To: H James Morris who wrote (145045)8/8/2002 11:48:42 AM
From: Oeconomicus  Read Replies (1) | Respond to of 164684
 
HJ, let me see if I can explain this in a way that you can understand.

EBITDA is nothing more than a number calculated by adding and subtracting certain line items on an income statement. As such, it is neither good nor evil - it just is.

The "problem" you keep harping on is not a result of anyone knowing or not knowing what the EBITDA number IS for a particular company, because that information is or should always be available to those who care to know it and any good company should always make it as easy as possible for investors to find this kind of basic information.

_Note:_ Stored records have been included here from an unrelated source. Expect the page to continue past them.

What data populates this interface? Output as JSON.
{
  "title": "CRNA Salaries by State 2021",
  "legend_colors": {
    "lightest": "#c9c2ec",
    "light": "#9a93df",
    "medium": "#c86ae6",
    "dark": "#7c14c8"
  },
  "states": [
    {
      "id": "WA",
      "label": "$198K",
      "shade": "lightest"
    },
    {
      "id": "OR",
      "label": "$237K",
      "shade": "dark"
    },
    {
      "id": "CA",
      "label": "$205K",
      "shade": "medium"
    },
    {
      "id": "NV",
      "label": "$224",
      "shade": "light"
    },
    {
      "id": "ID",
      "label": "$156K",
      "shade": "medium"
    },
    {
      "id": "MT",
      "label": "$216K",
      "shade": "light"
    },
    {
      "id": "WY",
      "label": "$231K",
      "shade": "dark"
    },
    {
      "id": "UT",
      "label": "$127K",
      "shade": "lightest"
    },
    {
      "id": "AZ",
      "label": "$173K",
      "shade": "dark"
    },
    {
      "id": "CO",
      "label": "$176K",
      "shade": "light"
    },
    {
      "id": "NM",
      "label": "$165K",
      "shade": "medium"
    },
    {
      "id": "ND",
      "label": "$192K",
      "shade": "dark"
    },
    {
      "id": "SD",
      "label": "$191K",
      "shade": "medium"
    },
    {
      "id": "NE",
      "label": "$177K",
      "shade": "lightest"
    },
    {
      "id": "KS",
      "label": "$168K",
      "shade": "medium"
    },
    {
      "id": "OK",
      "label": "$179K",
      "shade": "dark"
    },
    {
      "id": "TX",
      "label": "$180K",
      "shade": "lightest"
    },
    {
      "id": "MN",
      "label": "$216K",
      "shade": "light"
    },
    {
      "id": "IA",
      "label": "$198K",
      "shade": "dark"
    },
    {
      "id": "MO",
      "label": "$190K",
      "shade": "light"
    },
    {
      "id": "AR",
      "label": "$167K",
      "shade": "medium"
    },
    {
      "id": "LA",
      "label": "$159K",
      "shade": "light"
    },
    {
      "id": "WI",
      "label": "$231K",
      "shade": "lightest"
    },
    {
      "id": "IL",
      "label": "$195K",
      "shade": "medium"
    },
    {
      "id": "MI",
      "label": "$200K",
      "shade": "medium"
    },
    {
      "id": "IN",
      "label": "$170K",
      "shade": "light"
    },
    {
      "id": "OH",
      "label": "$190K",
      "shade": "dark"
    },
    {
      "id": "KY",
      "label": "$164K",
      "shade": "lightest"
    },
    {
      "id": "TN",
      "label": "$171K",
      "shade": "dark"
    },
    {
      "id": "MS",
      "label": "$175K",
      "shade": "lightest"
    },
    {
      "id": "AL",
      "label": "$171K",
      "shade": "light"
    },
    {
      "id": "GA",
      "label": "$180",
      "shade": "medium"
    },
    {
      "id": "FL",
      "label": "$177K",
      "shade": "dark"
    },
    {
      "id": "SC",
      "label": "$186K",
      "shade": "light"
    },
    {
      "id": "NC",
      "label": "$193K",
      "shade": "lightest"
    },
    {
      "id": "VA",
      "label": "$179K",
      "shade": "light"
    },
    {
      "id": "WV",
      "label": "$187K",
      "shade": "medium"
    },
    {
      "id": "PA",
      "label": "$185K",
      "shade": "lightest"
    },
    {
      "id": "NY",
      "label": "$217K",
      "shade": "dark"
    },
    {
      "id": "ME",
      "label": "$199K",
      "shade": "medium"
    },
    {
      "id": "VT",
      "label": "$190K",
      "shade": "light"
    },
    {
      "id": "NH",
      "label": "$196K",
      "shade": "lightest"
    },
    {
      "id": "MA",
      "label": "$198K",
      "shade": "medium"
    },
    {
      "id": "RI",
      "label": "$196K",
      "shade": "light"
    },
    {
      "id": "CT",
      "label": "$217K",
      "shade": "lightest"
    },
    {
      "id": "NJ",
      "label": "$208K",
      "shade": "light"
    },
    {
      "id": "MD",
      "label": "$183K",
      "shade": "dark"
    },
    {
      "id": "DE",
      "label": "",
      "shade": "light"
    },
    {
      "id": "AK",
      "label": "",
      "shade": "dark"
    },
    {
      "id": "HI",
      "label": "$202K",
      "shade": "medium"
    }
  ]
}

Rather, the problem is in how some companies might use the number to distract users of their financials from a more complete and possibly less favorable picture reality.

If, for example, AMZN management told investors to focus on only EBITDA (or EBITDMA as CFO Covey once did) because none of the other numbers - interest, CAPEX, working capital needs, cash, or debt - mattered, then they would be attempting to mislead investors because they are telling investors to ignore critical information that might lead them to a different conclusion about the viability or even solvency of the business.

OTOH, if they simply said "our EBITDA for Q2 was $xxxx, our net income was ($yyyy), our free cash flow was ($zzzz), and our debt increased by $aaaa to $bbbb" then there is no issue.

You got that now? More information is good - less is bad. Reporting EBITDA is good - hiding everything else is bad.